There are gaps M&M may want to plug. These include the micro-SUV segment and mid and full-sized people mover segments where Maruti’s Ertiga and Toyota’s Innova rule the roost. Further upwards, the premium SUV space is dominated by the Toyota Fortuner. That’s a space ripe for disruption after the exit of Ford’s Endeavour.

“We will look at all possibilities but we are clear we will not get into something where we don’t have a right to win…to create a me-too product with our rivals,” said Veejay Nakra, president of M&M’s automotive division.

Experts believe it will have to play in some of these segments to remain near, if not at the summit.

“M&M needs metro-centric SUVs in the sub- 7 lakh segment. It does not have anything on offer, so it will take time to overtake Tata in a sustained manner,” said Chattopadhyay of Expereal.

Electric future

The rivalry between the two firms is set to spillover into electric vehicles (EV), too. M&M can lay claim to being the first EV maker in the industry—it acquired Chetan Maini’s Reva Car Company in 2010 and launched its first vehicle back in 2016. Tata Motors, however, stole their thunder with the Nexon and Tigor EVs.

With the wind back in its sails, M&M is itching to reclaim that position as well.
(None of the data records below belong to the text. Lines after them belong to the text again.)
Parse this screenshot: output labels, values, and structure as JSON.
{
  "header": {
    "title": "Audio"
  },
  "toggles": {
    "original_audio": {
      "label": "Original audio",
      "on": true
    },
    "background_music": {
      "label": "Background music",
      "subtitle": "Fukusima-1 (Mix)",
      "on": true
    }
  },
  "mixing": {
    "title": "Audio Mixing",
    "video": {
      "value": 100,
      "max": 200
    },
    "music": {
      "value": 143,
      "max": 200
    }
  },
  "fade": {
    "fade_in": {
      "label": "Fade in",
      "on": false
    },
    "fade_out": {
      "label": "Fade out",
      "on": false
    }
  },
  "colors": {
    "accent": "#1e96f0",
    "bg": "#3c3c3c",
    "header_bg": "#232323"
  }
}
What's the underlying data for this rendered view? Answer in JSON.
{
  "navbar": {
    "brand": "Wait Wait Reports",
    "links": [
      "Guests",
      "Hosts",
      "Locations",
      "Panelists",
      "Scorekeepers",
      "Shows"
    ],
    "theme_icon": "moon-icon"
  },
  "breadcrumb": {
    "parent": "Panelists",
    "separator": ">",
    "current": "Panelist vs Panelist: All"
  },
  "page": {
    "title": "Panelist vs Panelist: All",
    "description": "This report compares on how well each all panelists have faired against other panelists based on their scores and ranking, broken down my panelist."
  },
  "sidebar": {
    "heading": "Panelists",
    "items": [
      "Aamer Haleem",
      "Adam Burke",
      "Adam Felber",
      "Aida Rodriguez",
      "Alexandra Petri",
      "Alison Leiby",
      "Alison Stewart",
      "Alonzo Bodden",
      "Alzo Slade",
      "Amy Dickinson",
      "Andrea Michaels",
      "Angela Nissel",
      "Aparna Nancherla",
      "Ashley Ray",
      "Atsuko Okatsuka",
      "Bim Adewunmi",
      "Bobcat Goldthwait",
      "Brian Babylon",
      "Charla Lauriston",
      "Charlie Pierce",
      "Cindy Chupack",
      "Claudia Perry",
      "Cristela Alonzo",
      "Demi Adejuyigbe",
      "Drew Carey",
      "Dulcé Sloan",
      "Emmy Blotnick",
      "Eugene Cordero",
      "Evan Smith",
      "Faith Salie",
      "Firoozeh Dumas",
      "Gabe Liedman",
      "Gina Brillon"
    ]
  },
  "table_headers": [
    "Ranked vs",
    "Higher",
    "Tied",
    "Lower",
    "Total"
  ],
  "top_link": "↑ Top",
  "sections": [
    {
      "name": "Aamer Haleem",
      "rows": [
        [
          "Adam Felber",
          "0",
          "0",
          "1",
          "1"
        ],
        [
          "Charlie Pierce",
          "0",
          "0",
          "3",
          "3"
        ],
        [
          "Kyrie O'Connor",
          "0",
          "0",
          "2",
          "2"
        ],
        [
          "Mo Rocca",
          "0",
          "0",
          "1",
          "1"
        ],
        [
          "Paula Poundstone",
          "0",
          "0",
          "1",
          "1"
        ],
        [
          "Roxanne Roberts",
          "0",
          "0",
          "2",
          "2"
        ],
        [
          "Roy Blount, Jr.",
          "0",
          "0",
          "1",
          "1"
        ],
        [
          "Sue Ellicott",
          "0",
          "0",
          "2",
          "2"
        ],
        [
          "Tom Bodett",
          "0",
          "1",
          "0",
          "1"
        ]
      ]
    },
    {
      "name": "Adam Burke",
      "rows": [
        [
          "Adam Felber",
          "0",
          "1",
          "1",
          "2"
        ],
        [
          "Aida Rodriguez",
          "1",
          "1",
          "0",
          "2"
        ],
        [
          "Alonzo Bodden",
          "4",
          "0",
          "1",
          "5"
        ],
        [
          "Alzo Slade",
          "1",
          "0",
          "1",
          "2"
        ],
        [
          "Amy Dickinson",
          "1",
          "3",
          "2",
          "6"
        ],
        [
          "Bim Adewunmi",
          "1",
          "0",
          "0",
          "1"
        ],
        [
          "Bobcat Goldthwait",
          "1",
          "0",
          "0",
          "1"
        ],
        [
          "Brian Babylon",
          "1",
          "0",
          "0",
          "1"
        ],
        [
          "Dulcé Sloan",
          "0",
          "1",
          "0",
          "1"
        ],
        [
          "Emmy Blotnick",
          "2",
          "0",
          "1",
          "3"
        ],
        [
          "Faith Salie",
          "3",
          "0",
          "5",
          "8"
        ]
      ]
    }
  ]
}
It will launch the XUV4OO, the electric version of its compact SUV XUV3OO, in January 2023. This will be followed by at least five more electric SUVs in the next five years.

“We would want to be leaders while making money in the EV business,” said Nakra. “We are not just going to chase numbers blindly but we want to be leaders in revenue market share.”

The investments are aligned to meet this ambition. It will sink in 10,000 crore over the next seven-eight years for EVs, which includes a standalone manufacturing plant in Pune. “Fortunately, all the investments needed for petrol or diesel powertrains for the next 10 years is done. So, we don’t need to worry,” said Velusamy R, president, Automotive Technology and Product Development, M&M.

It will certainly not be a cakewalk. Globally, companies have joined hands to share the cost of research and development for electric vehicles. M&M has also formed a partnership with Volkswagen but it doesn’t have a very good track record on collaborations—one enduring criticism of the company. But then, M&M can prove the pundits wrong. It already has once with the success of the two-door Thar.